Forty-one years since the first CNJ rolled off the presses, “the escalating cost of ink alone is in itself a threat” with many other papers all over the country now facing similar difficulties.
“In this punishing climate, we ask readers — on our birthday, which comes around this week — to consider a one-off financial donation to help preserve the newspaper’s future.
“The paper will always be completely free to read. Rest assured too that the New Journal’s structure means we do not have shareholders to please with dividends or executive staff on wealthy pay packets to cover — so every single penny goes back into meeting the weekly costs of producing a good local paper for Camden,” they write.

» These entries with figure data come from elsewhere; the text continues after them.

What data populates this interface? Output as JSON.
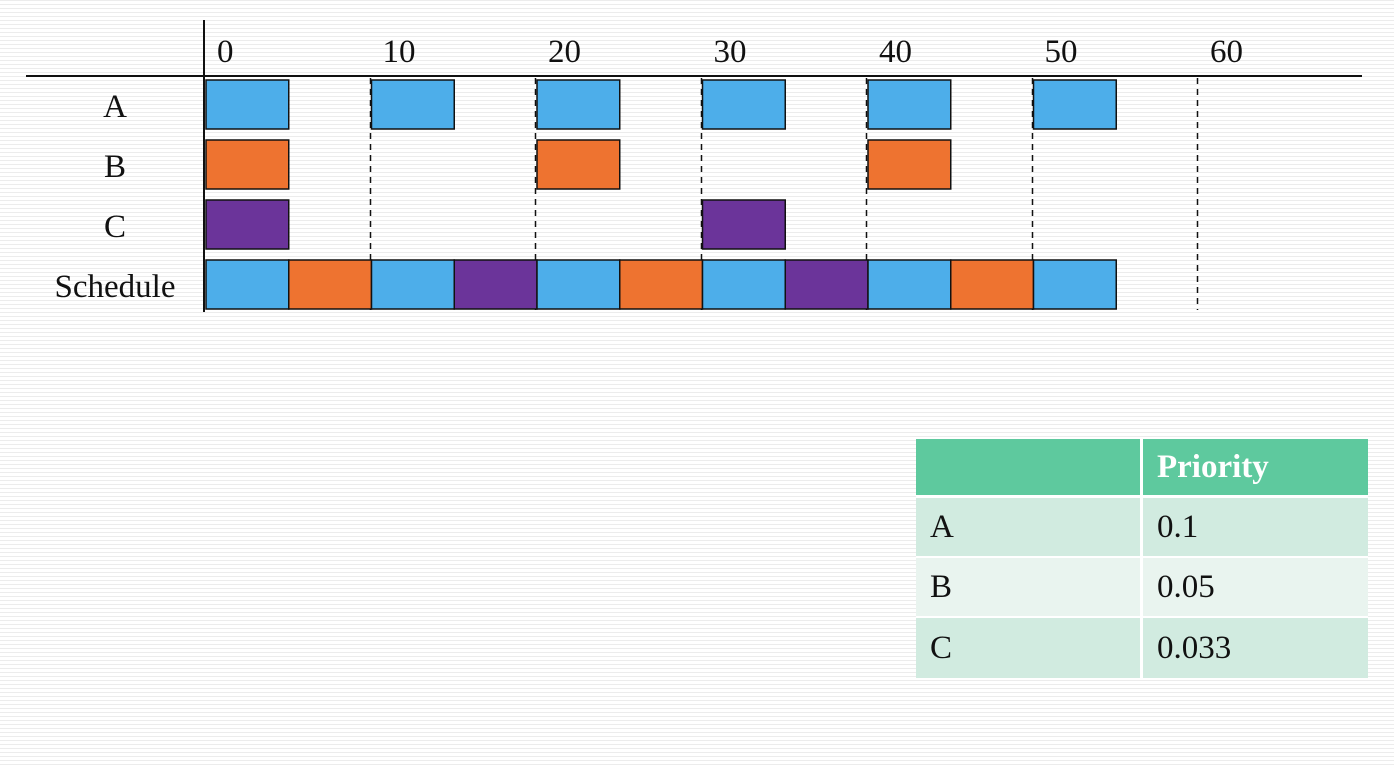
{
  "chart_data": {
    "type": "gantt",
    "ticks": [
      "0",
      "10",
      "20",
      "30",
      "40",
      "50",
      "60"
    ],
    "tick_values": [
      0,
      10,
      20,
      30,
      40,
      50,
      60
    ],
    "xlim": [
      0,
      60
    ],
    "rows": [
      {
        "label": "A",
        "bars": [
          {
            "start": 0,
            "end": 5,
            "color": "blue"
          },
          {
            "start": 10,
            "end": 15,
            "color": "blue"
          },
          {
            "start": 20,
            "end": 25,
            "color": "blue"
          },
          {
            "start": 30,
            "end": 35,
            "color": "blue"
          },
          {
            "start": 40,
            "end": 45,
            "color": "blue"
          },
          {
            "start": 50,
            "end": 55,
            "color": "blue"
          }
        ]
      },
      {
        "label": "B",
        "bars": [
          {
            "start": 0,
            "end": 5,
            "color": "orange"
          },
          {
            "start": 20,
            "end": 25,
            "color": "orange"
          },
          {
            "start": 40,
            "end": 45,
            "color": "orange"
          }
        ]
      },
      {
        "label": "C",
        "bars": [
          {
            "start": 0,
            "end": 5,
            "color": "purple"
          },
          {
            "start": 30,
            "end": 35,
            "color": "purple"
          }
        ]
      },
      {
        "label": "Schedule",
        "bars": [
          {
            "start": 0,
            "end": 5,
            "color": "blue"
          },
          {
            "start": 5,
            "end": 10,
            "color": "orange"
          },
          {
            "start": 10,
            "end": 15,
            "color": "blue"
          },
          {
            "start": 15,
            "end": 20,
            "color": "purple"
          },
          {
            "start": 20,
            "end": 25,
            "color": "blue"
          },
          {
            "start": 25,
            "end": 30,
            "color": "orange"
          },
          {
            "start": 30,
            "end": 35,
            "color": "blue"
          },
          {
            "start": 35,
            "end": 40,
            "color": "purple"
          },
          {
            "start": 40,
            "end": 45,
            "color": "blue"
          },
          {
            "start": 45,
            "end": 50,
            "color": "orange"
          },
          {
            "start": 50,
            "end": 55,
            "color": "blue"
          }
        ]
      }
    ],
    "dashed_gridlines_at": [
      10,
      20,
      30,
      40,
      50,
      60
    ],
    "colors": {
      "blue": "#4daeea",
      "orange": "#ee7330",
      "purple": "#6b349a"
    }
  },
  "table": {
    "headers": [
      "",
      "Priority"
    ],
    "rows": [
      [
        "A",
        "0.1"
      ],
      [
        "B",
        "0.05"
      ],
      [
        "C",
        "0.033"
      ]
    ],
    "header_color": "#5ec99e",
    "row_colors": [
      "#d1ebe0",
      "#e9f4ef",
      "#d1ebe0"
    ]
  }
}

In a swipe at some of the other so-called newspapers they proudly declare they have not “descended into a clickbait web output using only the quickest ways to gather content”.
Instead its journalists are still out reporting on council meetings, sitting in the courts press galleries, and tramping the streets in all parts of the borough.

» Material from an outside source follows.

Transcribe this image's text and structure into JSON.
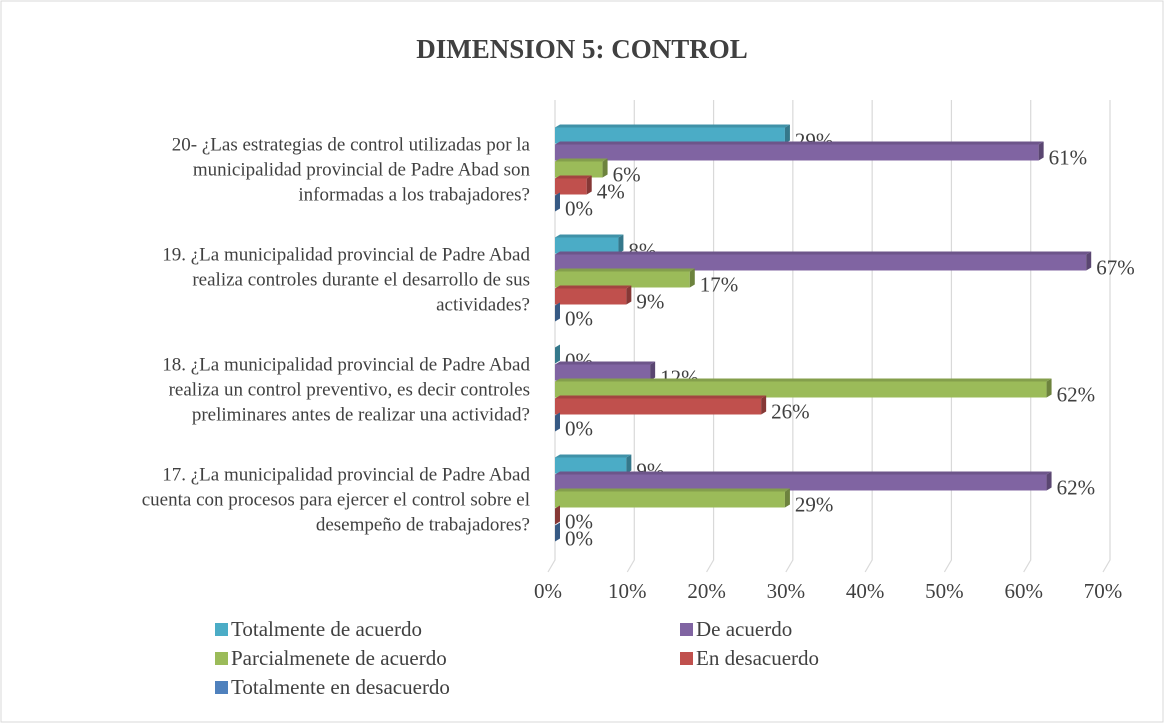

And in a plea to its readers to value it or lose it: “once local papers are gone, they are usually gone for good, or replaced with lightweight alternatives.”
The CNJ was launched by editor Eric Gordon in 1982. In the 1990s it was infamously banned from being distributed in Camden Town Hall after its critical reporting of the council.
Its sibling paper the Westminster Extra was first produced in 1994 followed by the Islington Tribune in 2003. The CNJ is today edited by Richard Osley, and Tom Foot edits the Westminster Extra and the Islington Tribune.
The Camden New Journal is published every Thursday and is available from outside Fitzrovia Community Centre, 2 Foley Street. The Westminster Extra is available every Friday.